Taxotere^® (docetaxel) is supplied in a clear glass vial with a red flip-off cap for the 80-mg vial and a green cap for the 20-mg vial. Diluent is supplied in a clear glass vial with a transparent colorless flip-off cap. Both items are provided in a blister pack in a single carton.¹ Each vial is a single-use vial and should not be used for multiple doses.¹

Strength	Labeled fill
Taxotere^® 80 mg	80 mg docetaxel per 2 mL polysorbate 80
Diluent (13% ethanol in water for injection)	6 mL*
Taxotere^® 20 mg	20 mg docetaxel per 0.5 mL polysorbate 80
Diluent (13% ethanol in water for injection)	1.5 mL*

* Both the Taxotere^® Injection Concentrate and the diluent vials contain an overfill to compensate for liquid loss during preparation. This overfill ensures that after dilution with entire contents (approximately 1.8 mL for Taxotere 20 mg and approximately 7.1 mL for Taxotere^® 80 mg) of the accompanying diluent, there is an initial diluted solution containing 10 mg/mL docetaxel.¹

Handling Precautions

Procedures for proper handling and disposal of anticancer drugs should be considered.
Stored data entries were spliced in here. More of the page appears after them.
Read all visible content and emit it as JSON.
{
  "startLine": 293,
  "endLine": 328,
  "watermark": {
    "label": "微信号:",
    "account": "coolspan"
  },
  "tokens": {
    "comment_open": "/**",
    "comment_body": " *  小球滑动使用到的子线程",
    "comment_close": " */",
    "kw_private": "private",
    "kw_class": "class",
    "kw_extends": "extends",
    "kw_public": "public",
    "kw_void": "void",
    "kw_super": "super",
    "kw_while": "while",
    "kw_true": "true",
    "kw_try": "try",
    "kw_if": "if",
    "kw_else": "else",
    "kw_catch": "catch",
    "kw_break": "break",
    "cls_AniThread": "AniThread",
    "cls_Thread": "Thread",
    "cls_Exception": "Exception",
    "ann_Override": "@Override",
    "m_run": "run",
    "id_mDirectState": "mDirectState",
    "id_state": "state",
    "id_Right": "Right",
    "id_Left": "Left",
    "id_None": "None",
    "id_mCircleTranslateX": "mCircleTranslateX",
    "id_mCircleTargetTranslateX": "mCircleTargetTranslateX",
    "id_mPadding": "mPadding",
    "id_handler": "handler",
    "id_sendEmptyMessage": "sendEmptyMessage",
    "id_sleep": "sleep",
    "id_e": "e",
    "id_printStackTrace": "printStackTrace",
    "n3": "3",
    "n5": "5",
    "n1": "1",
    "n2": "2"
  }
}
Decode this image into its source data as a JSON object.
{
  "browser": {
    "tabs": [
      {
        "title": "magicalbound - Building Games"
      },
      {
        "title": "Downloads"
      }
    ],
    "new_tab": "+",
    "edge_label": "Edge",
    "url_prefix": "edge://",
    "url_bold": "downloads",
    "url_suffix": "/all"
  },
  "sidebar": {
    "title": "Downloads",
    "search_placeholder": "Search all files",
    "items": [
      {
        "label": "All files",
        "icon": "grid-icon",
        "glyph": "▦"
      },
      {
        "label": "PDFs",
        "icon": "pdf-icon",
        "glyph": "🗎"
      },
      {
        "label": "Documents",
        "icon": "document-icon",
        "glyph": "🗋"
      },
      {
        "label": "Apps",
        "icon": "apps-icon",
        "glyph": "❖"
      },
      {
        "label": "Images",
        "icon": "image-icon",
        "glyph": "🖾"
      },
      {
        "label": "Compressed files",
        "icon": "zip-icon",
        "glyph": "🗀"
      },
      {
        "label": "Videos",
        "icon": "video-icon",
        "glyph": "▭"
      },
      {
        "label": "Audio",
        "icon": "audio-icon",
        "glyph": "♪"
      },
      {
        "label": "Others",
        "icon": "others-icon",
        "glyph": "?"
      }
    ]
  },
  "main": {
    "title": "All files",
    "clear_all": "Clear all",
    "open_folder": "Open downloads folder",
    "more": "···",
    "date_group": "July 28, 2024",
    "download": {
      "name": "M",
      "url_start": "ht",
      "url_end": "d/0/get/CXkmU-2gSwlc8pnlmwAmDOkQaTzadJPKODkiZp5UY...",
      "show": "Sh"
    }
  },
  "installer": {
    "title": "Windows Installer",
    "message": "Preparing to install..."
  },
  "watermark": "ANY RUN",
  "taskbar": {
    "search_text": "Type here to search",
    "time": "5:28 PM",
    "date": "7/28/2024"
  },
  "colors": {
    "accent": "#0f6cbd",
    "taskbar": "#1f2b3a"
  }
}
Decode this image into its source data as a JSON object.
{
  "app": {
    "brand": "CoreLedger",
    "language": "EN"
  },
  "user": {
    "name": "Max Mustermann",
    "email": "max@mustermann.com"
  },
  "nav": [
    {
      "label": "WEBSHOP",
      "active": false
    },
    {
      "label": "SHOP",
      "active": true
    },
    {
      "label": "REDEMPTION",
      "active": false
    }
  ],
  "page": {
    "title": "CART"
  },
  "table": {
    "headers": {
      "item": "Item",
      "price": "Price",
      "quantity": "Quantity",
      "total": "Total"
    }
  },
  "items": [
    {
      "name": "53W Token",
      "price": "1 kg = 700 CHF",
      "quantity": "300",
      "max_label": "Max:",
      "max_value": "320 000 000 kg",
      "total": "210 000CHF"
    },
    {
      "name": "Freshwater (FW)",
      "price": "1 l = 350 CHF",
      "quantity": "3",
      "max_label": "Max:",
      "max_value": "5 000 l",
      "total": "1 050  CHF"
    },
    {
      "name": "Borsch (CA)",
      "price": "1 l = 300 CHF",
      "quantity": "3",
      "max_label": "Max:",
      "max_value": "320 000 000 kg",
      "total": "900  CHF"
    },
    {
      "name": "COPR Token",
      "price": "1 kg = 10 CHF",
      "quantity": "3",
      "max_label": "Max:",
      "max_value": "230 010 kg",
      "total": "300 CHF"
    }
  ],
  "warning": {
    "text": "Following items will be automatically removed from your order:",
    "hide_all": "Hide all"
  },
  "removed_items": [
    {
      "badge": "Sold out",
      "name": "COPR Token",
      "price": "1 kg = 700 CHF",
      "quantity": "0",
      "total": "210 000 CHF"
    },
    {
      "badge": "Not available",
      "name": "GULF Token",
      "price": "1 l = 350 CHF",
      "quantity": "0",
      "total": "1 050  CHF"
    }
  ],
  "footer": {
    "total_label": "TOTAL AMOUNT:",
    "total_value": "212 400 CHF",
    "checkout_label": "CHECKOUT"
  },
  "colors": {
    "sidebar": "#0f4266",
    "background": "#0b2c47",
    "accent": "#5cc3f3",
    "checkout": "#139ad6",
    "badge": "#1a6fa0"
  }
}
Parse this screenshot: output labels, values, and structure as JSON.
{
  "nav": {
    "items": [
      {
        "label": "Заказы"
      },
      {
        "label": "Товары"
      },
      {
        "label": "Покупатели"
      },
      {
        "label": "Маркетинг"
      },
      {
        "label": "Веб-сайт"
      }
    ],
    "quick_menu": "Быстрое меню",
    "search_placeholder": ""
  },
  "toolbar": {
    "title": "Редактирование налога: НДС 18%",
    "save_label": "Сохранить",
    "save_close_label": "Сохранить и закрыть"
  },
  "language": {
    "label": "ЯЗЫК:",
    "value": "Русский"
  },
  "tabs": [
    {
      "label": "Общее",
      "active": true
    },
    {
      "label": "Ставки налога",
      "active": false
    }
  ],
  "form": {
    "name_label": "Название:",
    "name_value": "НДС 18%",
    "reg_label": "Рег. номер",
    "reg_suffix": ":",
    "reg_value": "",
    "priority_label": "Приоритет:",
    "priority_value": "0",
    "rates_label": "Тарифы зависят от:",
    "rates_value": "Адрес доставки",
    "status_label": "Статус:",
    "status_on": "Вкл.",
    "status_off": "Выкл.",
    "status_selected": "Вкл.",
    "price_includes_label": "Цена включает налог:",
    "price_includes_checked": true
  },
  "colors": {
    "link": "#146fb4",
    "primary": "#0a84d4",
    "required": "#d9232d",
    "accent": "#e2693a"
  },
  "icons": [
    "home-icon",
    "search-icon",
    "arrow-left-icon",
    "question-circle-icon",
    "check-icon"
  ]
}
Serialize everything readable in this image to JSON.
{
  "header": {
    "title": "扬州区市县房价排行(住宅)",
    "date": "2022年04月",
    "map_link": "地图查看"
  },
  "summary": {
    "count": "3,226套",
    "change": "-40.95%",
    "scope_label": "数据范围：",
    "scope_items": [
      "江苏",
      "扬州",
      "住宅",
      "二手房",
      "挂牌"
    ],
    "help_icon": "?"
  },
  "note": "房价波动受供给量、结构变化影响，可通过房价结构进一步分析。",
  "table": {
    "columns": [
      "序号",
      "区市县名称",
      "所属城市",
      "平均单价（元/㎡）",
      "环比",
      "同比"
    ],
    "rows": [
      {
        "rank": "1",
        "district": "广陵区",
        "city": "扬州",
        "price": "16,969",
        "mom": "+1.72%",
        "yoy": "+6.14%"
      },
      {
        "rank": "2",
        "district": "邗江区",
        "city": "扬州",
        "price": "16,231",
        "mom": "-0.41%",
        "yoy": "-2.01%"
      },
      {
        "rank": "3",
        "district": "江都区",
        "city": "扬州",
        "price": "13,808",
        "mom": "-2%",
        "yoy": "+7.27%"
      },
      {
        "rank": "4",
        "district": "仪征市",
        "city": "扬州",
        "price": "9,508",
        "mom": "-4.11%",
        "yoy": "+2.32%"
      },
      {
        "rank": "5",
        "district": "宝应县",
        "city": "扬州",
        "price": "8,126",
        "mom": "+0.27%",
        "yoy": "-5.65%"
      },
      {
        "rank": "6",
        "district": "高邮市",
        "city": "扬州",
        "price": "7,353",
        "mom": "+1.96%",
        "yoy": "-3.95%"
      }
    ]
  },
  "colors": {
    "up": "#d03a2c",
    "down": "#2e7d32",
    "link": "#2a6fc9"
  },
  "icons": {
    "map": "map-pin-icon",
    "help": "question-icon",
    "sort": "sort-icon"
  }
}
Several guidelines on this subject, such as the following, have been published. However, there is no general agreement that all of the procedures recommended in the following guidelines are necessary or appropriate.^1–7

As with all cytotoxic drugs, care should be taken when handling and preparing Taxotere.² Taxotere^® should be prepared in a class II biological safety cabinet using standard precautions for the safe handling of antineoplastic agents.^2,3 Latex gloves are recommended.³ (Please refer to references 2–7 for further information on the safe handling of antineoplastic agents.^2–7)
If Taxotere^® concentrate or solution comes in contact with skin, immediately and thoroughly wash with soap and water. If contact is made with mucosa, immediately and thoroughly wash with water. ^1,3–6
The disposal of unwanted Taxotere^® solution should follow recommended procedures for the disposal of anticancer drugs.¹

Supplies

The supplies needed for Taxotere^® administration include the following⁸:

Materials	Recommendation
Calibrated syringes	Use smallest possible syringe and needle (e.g., for a 20-mg vial use a 3-mL syringe and a 19-gauge, 1.5-inch needle)
Bag/bottle*: 100 mL 250 mL >250 mL	Use for doses of: <80 mg 80 mg–200 mg >200 mg
Administration sets	Polyethylene-lined administration kits

* The concentration of the final dilution for infusion should be in the range of 0.3 to 0.74 mg/mL. This calculation includes the volume of the bag/bottle plus the volume of the drug added.¹

NOTE: Filtration of the infusate is not required.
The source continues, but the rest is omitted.